5 different types of seizures
Allison Bush | Feb 25, 2014
Seizures happen when the electrical system of the brain malfunctions. There are many different types of seizures, although people may experience just one type. Or they may experience different types. The kind of seizure a person has depends on which part and how much of the brain is affected by the electrical disturbance.
Primary generalized seizures
Generalized seizures affect both cerebral hemispheres (sides of the brain) from the beginning of the seizure. They produce loss of consciousness, either briefly or for a longer period of time, and are sub-categorized into several major types: generalized tonic clonic; tonic; myoclonic; absence, and atonic.
In partial seizures the electrical disturbance is limited to a specific area of one side of the brain. Partial seizures are the most common type of seizure experienced by people with epilepsy. Virtually any movement, sensory or emotional symptom can occur as part of a partial seizure, including complex visual or auditory hallucinations.
About three percent of people with epilepsy have photosensitive seizures. This means that exposure to flashing lights at certain intensities or to certain visual patterns can trigger seizures. Many people are unaware that they are sensitive to flickering lights or to certain kinds of patterns until they have a seizure. This type of seizure is more common in children and adolescents.
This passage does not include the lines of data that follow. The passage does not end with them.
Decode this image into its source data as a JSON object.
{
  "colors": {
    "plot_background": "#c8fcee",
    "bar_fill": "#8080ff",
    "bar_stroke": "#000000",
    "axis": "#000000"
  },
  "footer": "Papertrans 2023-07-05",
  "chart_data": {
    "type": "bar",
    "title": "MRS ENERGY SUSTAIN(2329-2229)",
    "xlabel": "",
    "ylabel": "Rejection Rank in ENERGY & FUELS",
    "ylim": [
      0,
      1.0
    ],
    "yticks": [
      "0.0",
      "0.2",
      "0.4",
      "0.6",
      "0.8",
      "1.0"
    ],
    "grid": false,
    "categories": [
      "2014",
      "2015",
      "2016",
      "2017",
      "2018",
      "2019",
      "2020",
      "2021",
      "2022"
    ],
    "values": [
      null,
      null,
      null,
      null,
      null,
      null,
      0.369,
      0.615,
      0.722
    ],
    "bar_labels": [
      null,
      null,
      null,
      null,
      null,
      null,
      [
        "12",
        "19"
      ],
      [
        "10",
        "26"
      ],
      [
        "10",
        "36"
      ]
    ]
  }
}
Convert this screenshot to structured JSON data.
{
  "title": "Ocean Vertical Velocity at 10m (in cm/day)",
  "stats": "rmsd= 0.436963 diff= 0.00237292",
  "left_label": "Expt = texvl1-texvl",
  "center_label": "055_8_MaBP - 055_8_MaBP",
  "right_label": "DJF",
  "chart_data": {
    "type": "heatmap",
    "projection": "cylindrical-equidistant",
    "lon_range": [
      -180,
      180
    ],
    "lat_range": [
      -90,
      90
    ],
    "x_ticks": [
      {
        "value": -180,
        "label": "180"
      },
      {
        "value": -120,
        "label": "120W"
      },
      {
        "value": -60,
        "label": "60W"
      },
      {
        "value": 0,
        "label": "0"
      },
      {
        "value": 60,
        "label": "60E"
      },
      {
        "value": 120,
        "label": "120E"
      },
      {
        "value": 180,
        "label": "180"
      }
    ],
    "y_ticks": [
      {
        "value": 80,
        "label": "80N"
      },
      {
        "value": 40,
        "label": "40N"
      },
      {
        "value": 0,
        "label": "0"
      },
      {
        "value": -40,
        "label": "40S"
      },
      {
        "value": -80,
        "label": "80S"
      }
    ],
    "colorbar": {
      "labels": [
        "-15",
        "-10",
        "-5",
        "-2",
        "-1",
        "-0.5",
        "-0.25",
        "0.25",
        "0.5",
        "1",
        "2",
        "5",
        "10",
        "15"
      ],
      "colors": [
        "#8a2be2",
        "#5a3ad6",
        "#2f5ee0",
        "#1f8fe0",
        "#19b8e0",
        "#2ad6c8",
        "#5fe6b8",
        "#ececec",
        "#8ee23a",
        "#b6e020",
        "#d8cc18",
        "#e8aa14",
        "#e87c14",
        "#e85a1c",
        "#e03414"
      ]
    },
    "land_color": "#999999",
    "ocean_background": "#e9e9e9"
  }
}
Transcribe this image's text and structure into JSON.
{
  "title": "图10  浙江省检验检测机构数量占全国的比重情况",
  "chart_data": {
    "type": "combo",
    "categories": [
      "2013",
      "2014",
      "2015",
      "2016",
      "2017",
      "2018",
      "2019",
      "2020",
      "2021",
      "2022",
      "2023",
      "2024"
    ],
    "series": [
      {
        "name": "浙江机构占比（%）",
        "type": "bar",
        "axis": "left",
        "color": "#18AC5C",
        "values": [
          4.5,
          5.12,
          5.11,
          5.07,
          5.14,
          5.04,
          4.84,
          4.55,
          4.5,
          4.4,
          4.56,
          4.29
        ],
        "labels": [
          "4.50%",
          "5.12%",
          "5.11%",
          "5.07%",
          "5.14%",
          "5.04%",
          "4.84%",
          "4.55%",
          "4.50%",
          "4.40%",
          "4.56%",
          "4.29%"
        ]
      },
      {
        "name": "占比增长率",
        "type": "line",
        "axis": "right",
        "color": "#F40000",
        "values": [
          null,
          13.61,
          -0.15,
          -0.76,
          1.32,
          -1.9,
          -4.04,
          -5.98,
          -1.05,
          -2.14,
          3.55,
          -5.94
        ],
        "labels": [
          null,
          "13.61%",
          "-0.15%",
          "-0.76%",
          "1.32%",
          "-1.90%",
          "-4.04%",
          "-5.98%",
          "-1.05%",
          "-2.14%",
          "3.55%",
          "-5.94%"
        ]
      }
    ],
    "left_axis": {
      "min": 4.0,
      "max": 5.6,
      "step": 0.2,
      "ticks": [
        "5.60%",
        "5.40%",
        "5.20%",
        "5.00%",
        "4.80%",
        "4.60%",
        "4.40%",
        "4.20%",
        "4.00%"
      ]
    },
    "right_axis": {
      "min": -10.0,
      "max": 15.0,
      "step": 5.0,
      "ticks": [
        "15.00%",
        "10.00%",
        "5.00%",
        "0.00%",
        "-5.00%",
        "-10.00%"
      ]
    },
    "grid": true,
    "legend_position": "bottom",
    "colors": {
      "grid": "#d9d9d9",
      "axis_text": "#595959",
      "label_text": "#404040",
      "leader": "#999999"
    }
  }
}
Non-epileptic seizures are episodic, paroxysmal events not related to abnormal electrical activity in the brain - they’re actually physiological. They have characteristics which differ from true seizures in important points, including repeatedly normal EEG readings between seizures; lack of any response to therapeutic levels of anti-epileptic drugs, and violent thrashing of all four limbs during an episode.
Gelastic and dacrystic seizures
Gelastic seizures are called the “laughing seizure” because they may look like bouts of uncontrolled laughter or giggling. However, the laughter-like sounds are often forced and combined with a facial contraction similar to a smile or smirk. In some children, the vocalization has a crying quality and the facial contraction resembles a grimace. These crying seizures are called dacrystic seizures.